According to Reuters, a university spent the equivalent of $28,000 to access Amazon Web Services Inc. instances equipped with A100 and H100 chips. In April, a research institute developing a custom large language model disclosed plans to spend a similar sum on AWS infrastructure. It intended to use the hardware to power an AI model.

Microsoft Corp.’s competing Azure cloud was also named in the public tender documents. In one of the filings, a university stated that it had purchased access to OpenAI models hosted on Azure.
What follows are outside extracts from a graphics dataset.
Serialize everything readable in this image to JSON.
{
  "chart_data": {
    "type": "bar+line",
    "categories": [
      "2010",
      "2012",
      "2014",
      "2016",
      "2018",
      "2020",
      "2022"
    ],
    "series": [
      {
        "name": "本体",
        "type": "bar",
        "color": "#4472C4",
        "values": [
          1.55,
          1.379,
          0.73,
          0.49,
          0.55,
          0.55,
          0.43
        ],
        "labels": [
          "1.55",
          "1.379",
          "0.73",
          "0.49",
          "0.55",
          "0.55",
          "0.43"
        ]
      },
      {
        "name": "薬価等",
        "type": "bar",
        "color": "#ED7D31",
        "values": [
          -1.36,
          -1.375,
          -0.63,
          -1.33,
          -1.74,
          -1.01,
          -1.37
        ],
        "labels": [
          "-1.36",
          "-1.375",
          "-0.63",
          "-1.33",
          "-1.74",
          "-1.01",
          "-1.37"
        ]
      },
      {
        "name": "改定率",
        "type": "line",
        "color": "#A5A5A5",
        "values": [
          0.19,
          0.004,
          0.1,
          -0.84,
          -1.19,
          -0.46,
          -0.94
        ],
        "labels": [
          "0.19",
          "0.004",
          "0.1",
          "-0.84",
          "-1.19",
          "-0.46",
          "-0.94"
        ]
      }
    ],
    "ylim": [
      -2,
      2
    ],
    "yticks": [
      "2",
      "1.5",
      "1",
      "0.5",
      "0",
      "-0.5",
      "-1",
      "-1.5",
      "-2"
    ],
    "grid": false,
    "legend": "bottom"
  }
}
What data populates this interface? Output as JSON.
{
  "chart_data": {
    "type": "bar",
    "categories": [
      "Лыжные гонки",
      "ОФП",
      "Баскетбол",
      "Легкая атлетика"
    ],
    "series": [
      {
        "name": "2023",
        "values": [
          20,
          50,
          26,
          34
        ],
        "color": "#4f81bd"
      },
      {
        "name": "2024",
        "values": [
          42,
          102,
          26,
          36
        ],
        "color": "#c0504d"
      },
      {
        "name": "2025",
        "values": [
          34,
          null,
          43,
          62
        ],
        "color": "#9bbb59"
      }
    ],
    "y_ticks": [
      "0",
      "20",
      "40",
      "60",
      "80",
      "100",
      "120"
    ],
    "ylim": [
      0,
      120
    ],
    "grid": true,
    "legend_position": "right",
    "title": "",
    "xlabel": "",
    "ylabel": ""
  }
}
The deal covered 40 billion tokens’ worth of AI processing capacity.

Like Microsoft, AWS offers access to third-party AI models in its cloud. According to Reuters, the Amazon.com Inc. unit published a number of Chinese-language marketing documents that highlighted an opportunity to try out “world-class AI models” on its platform. The news agency reported that some of the marketing materials, which included blog posts, referenced Anthropic PBC’s Claude series of LLMs. 

Following the report, AWS updated dozens of blog posts with a note stating that not all its services are available via its cloud regions in China. The Amazon unit told Reuters that “Amazon Bedrock customers are subject to Anthropic’s end user license agreement, which prohibits access to Claude in China both via Amazon’s Bedrock API (application programming interface) and via Anthropic’s own API.”

An AWS spokesperson said that “AWS complies with all applicable US laws, including trade laws, regarding the provision of AWS services inside and outside of China.”

The report comes as U.S. policymakers take steps to more closely regulate cloud-hosted AI models and chips.

In January, the Commerce Department proposed a rule that would require cloud providers to be more transparent about how customers use their platforms to train AI models. The regulation would place a particular emphasis on AI models capable of “malicious cyber-enabled activity.” More recently, lawmakers submitted a bill that would enable regulators to more closely scrutinize how technologies such as AI chips are accessed via the cloud.